- Associated Press - Wednesday, October 19, 2016

SANTA FE, N.M. (AP) - Glenna Goodacre lifts an old blade, still sharp, from the table in her white-walled Santa Fe studio.

It was her favorite. Why?

“Because I could cut the bejeezus out of it!” the sculptor shouts.

Goodacre’s eyes brightened as she picked through trimmers and calipers she used to create her famous works. She remembers the tools well. They are old friends. She used the smallest to sculpt the image of Sacagawea that appears on the gold-colored U.S. dollar coin, first circulated in 2000.

She used others, some inscribed “G. Goodacre” in distinctive vertical script, to fashion the Vietnam Women’s Memorial on the National Mall in Washington, D.C., as well as a bronze statue of Ronald Reagan that stands 8 feet tall outside the entrance to the Reagan Presidential Library in Southern California.

Now the feisty 77-year-old sculptor is calling it a career, reported the Santa Fe New Mexican (https://bit.ly/2dZk6cf). Her manager is overseeing the destruction of her molds, uncommon for a living artist, though representative of the definitive nature of her retirement.

Her books, her leftover clay and many, many tools sit in boxes - useful but, at the moment, unused.

They now have a bright future.

Goodacre gifted the books and tools en masse to the New Mexico School for the Arts, where a new generation will use them to tell untold stories, as she did for half a century.

“I have spent years and years and years studying art,” Goodacre said. “I wish I had to do it all over again.”

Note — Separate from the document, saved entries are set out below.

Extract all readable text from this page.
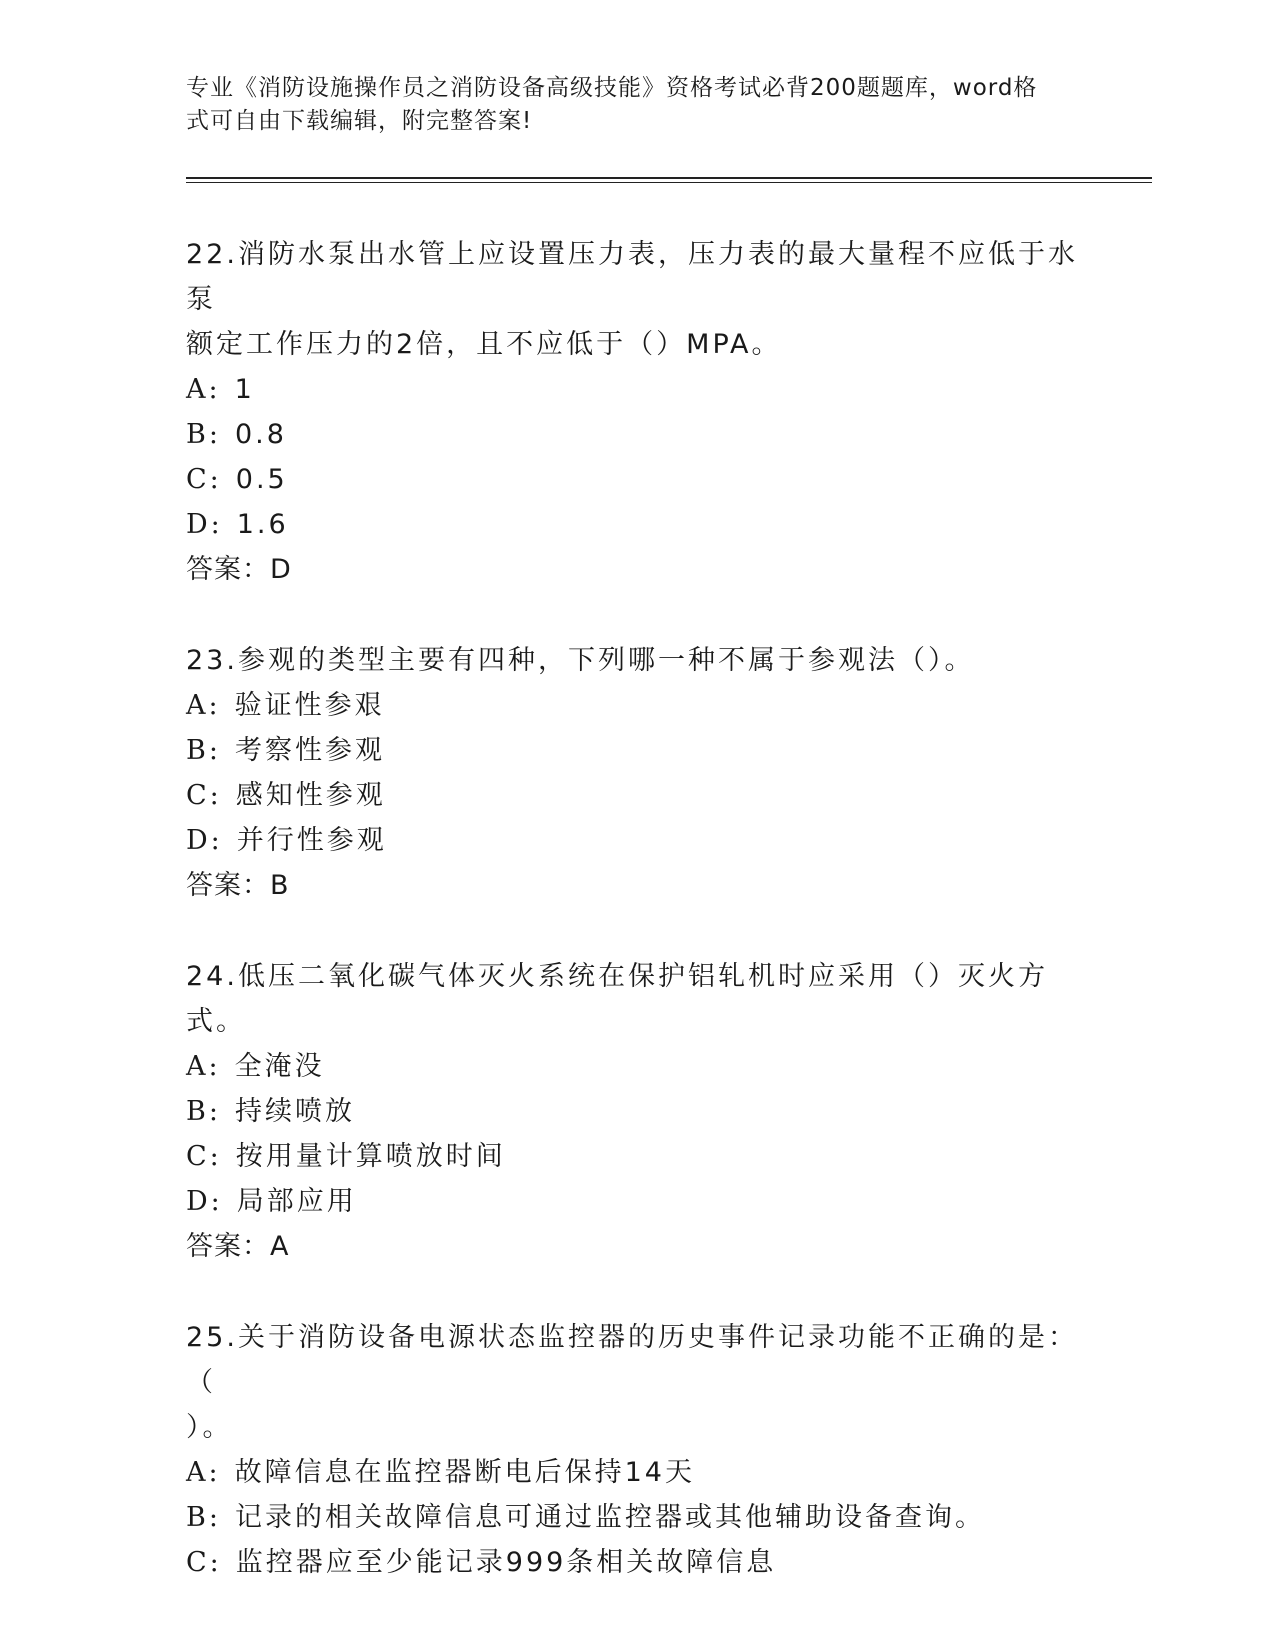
专业《消防设施操作员之消防设备高级技能》资格考试必背200题题库，word格
式可自由下载编辑，附完整答案!

22.消防水泵出水管上应设置压力表，压力表的最大量程不应低于水泵

额定工作压力的2倍，且不应低于（）MPA。

A: 1

B: 0.8

C: 0.5

D: 1.6

答案：D

23.参观的类型主要有四种，下列哪一种不属于参观法（）。

A: 验证性参艰

B: 考察性参观

C: 感知性参观

D: 并行性参观

答案：B

24.低压二氧化碳气体灭火系统在保护铝轧机时应采用（）灭火方式。

A: 全淹没

B: 持续喷放

C: 按用量计算喷放时间

D: 局部应用

答案：A

25.关于消防设备电源状态监控器的历史事件记录功能不正确的是：（

）。

A: 故障信息在监控器断电后保持14天

B: 记录的相关故障信息可通过监控器或其他辅助设备查询。

C: 监控器应至少能记录999条相关故障信息
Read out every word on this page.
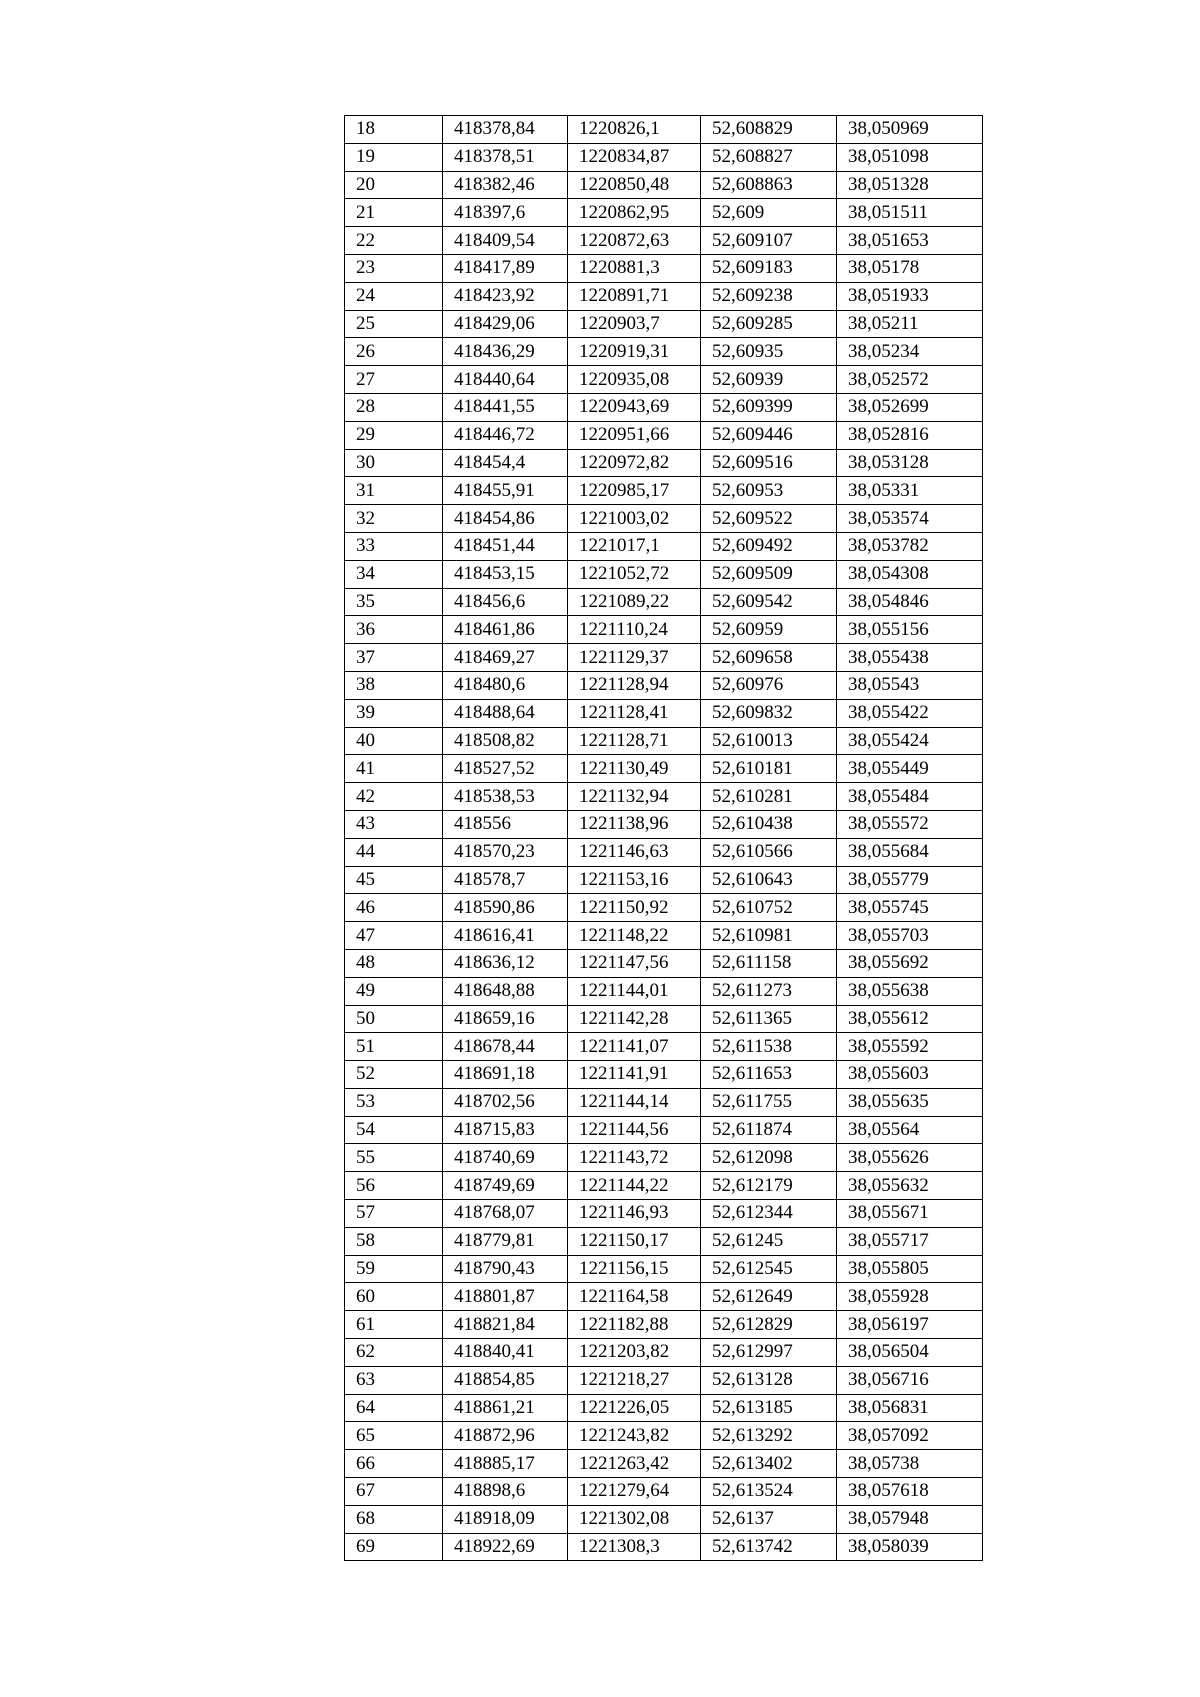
18	418378,84	1220826,1	52,608829	38,050969
19	418378,51	1220834,87	52,608827	38,051098
20	418382,46	1220850,48	52,608863	38,051328
21	418397,6	1220862,95	52,609	38,051511
22	418409,54	1220872,63	52,609107	38,051653
23	418417,89	1220881,3	52,609183	38,05178
24	418423,92	1220891,71	52,609238	38,051933
25	418429,06	1220903,7	52,609285	38,05211
26	418436,29	1220919,31	52,60935	38,05234
27	418440,64	1220935,08	52,60939	38,052572
28	418441,55	1220943,69	52,609399	38,052699
29	418446,72	1220951,66	52,609446	38,052816
30	418454,4	1220972,82	52,609516	38,053128
31	418455,91	1220985,17	52,60953	38,05331
32	418454,86	1221003,02	52,609522	38,053574
33	418451,44	1221017,1	52,609492	38,053782
34	418453,15	1221052,72	52,609509	38,054308
35	418456,6	1221089,22	52,609542	38,054846
36	418461,86	1221110,24	52,60959	38,055156
37	418469,27	1221129,37	52,609658	38,055438
38	418480,6	1221128,94	52,60976	38,05543
39	418488,64	1221128,41	52,609832	38,055422
40	418508,82	1221128,71	52,610013	38,055424
41	418527,52	1221130,49	52,610181	38,055449
42	418538,53	1221132,94	52,610281	38,055484
43	418556	1221138,96	52,610438	38,055572
44	418570,23	1221146,63	52,610566	38,055684
45	418578,7	1221153,16	52,610643	38,055779
46	418590,86	1221150,92	52,610752	38,055745
47	418616,41	1221148,22	52,610981	38,055703
48	418636,12	1221147,56	52,611158	38,055692
49	418648,88	1221144,01	52,611273	38,055638
50	418659,16	1221142,28	52,611365	38,055612
51	418678,44	1221141,07	52,611538	38,055592
52	418691,18	1221141,91	52,611653	38,055603
53	418702,56	1221144,14	52,611755	38,055635
54	418715,83	1221144,56	52,611874	38,05564
55	418740,69	1221143,72	52,612098	38,055626
56	418749,69	1221144,22	52,612179	38,055632
57	418768,07	1221146,93	52,612344	38,055671
58	418779,81	1221150,17	52,61245	38,055717
59	418790,43	1221156,15	52,612545	38,055805
60	418801,87	1221164,58	52,612649	38,055928
61	418821,84	1221182,88	52,612829	38,056197
62	418840,41	1221203,82	52,612997	38,056504
63	418854,85	1221218,27	52,613128	38,056716
64	418861,21	1221226,05	52,613185	38,056831
65	418872,96	1221243,82	52,613292	38,057092
66	418885,17	1221263,42	52,613402	38,05738
67	418898,6	1221279,64	52,613524	38,057618
68	418918,09	1221302,08	52,6137	38,057948
69	418922,69	1221308,3	52,613742	38,058039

The materials she’s giving away, she said, flow from her desire to spread opportunity. Goodacre, who has lived in Santa Fe since 1983, recognizes that many young people have fewer chances than she did, and she wants to help.

She grew up in a wealthy family in Lubbock, Texas. As a teenager, she traveled to Europe, where she was inspired by the great works of Michelangelo, Bernini, “all the boys,” she said with a smile. She became a painter, and later on, in 1969, after a bit of encouragement from author and gallery owner Forrest Fenn, a fellow Texan who had settled in New Mexico, she gave sculpting a go.

A prolific go, as it turned out. Goodacre sculpted more than 600 works in her 50-year career. She became a fellow of the National Sculpture Society, received the Texas Medal of Arts and a lifetime achievement award from Booth Western Art Museum in Cartersville, Georgia. Her works have been displayed at the National Museum of American History in Washington, D.C., on a PBS documentary and in a 240-page book. A street in Lubbock, only one block south of the Texas Tech football stadium, is named Glenna Goodacre Boulevard.

Beyond the National Mall and Reagan Library installations, notable Goodacre sculptures include the massive Irish Memorial in Philadelphia, which features more than 20 life-size bronze figures; a tribute to the founders of the Mayo Clinic, 10 1/2 feet tall, that now sits at a Mayo hospital in Phoenix; and a statue of decorated Army football coach Earl “Red” Blaik, who led the U.S. Military Academy to three consecutive national championships in the 1940s. The National Football Foundation donated the Blaik sculpture to the academy in 2015.

“Among the qualities her sculptures communicate by means of gesture, texture and realistic ideation are innocence, humor, heroism, kindness, genius, history, triumph, tragedy, pathos and love,” wrote critic Wolfgang Mabry in Sculpture Review, “and they have found clear and moving expression in her varied and prodigious output.”

“I just had a great opportunity,” Goodacre said. “I’m very fortunate.”

Dan Anthony, Goodacre’s assistant and business manager since 1987, said it is unusual for a living artist to destroy her molds. Molds are typically destroyed after an artist’s death, he said, because the value of potential castings would be subject to an estate tax. But “we are really calling it quits and destroying them,” he said. Goodacre’s molds in Santa Fe have already been broken. Those at foundries in Colorado and Arizona are next, Anthony said.

Karina Hean, visual arts chairwoman of the New Mexico School for the Arts, and Jacob Sisneros, a visual arts instructor, received the dozens of boxes and began moving them to campus. Having thanked Goodacre for the materials, which included four sculptures for display, Hean and Sisneros had to discuss where they would keep all of it.

For now, space concerns, from a curriculum perspective, are a good problem to have.

In her studio, Goodacre recalled some of the crowning opportunities of her career. The Sacagawea coin was one of the first she mentioned.

“I’ll never forget when the call came,” she said. “They had a competition. I’m a competitive old girl.”

The final design of the coin was unveiled at a White House ceremony in May 1999 by then-first lady Hillary Clinton.

After a long and sometimes controversial design process punctuated by debate over the depiction of a Native American woman, Goodacre told The Washington Post, “It’s amazing to me to think that I’ll have a small piece of sculpture in people’s pockets for years.”

At the New Mexico School for the Arts, she knows, they’ll have more than that.